Schoolboy-doing-homework
Every parent wants to be proud of their child, but what happens when your child’s report card is less-than-amazing? What do you do when your kid brings home a report card that is full of terrible grades? How do you express yourself, your anxiety, and your frustrations to your child without making him feel bad? What do you do? No matter what your child’s report card might look like, it’s important that you face his grades with dignity, grace, and compassion. There are a few ways that any parent can handle even the worst of report cards.

Keep calm

First off, remain calm. If you become upset or start yelling, your child is going to emotionally shut down. This is a defense mechanism and it’s a natural response to feeling threatened. Try to avoid shouting things like, “What were you thinking?” or “What is wrong with your teacher?” Instead, take a few deep breaths. Remain silent as long as you need to. Then, once you’ve gotten your bearings, you can speak with your child in a calm, relaxed voice. If you’re too upset, by all means, take a few minutes to collect your thoughts. Just remember that you should never shout about your child’s grades unless you want to damage your relationship.

Talk to your child

Next, talk with your child about his grades. Ask him if he knew that he was struggling in an area. There is a chance that your child may have thought he was doing fine. If a teacher didn’t address your child’s progress, he may have assumed that his grades were fine. If, however, your child knew that his grades were poor, you need to ask him why he didn’t come to you sooner. Is there a specific concept that your youngster doesn’t understand? Did he have difficulty with the assignments in class? What exactly caused your child to get poor grades?

Make a plan

You’ll also want to create a plan of action. What are some steps that you and your child can take together to improve his grades? Remind your child that his next report card is going to be amazing.
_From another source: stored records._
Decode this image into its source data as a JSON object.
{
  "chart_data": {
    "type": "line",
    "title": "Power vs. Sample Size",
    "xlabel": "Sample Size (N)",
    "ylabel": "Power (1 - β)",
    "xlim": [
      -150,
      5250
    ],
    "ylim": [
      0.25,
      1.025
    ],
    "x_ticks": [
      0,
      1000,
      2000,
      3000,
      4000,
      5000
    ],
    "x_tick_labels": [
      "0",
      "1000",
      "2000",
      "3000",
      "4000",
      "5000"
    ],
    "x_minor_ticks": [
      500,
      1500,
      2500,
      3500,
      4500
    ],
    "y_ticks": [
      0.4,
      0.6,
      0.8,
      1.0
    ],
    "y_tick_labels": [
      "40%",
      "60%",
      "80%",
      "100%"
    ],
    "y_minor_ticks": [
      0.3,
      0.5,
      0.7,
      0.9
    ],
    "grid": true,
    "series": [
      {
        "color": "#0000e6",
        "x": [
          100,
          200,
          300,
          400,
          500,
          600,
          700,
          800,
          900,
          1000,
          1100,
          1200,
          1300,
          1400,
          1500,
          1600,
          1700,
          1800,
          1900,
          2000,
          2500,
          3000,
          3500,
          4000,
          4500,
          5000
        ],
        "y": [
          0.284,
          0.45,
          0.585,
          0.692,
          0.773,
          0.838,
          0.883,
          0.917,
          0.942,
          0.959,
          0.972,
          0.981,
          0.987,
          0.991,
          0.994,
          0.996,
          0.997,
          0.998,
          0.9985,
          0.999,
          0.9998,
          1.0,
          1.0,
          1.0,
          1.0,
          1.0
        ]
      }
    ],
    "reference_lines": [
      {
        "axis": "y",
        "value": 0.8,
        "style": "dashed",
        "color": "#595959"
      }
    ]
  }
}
Explain that you’ll help him achieve his goals and do better than ever. If there is a specific subject that your child struggles with, you can help supplement his education at home or you can hire a tutor. If your child simply didn’t know that he was failing, consider speaking with his teacher or asking for more frequent updates. Remind your child that you’re in this together and that you’ll do anything necessary to help him succeed. Why? Because you love him.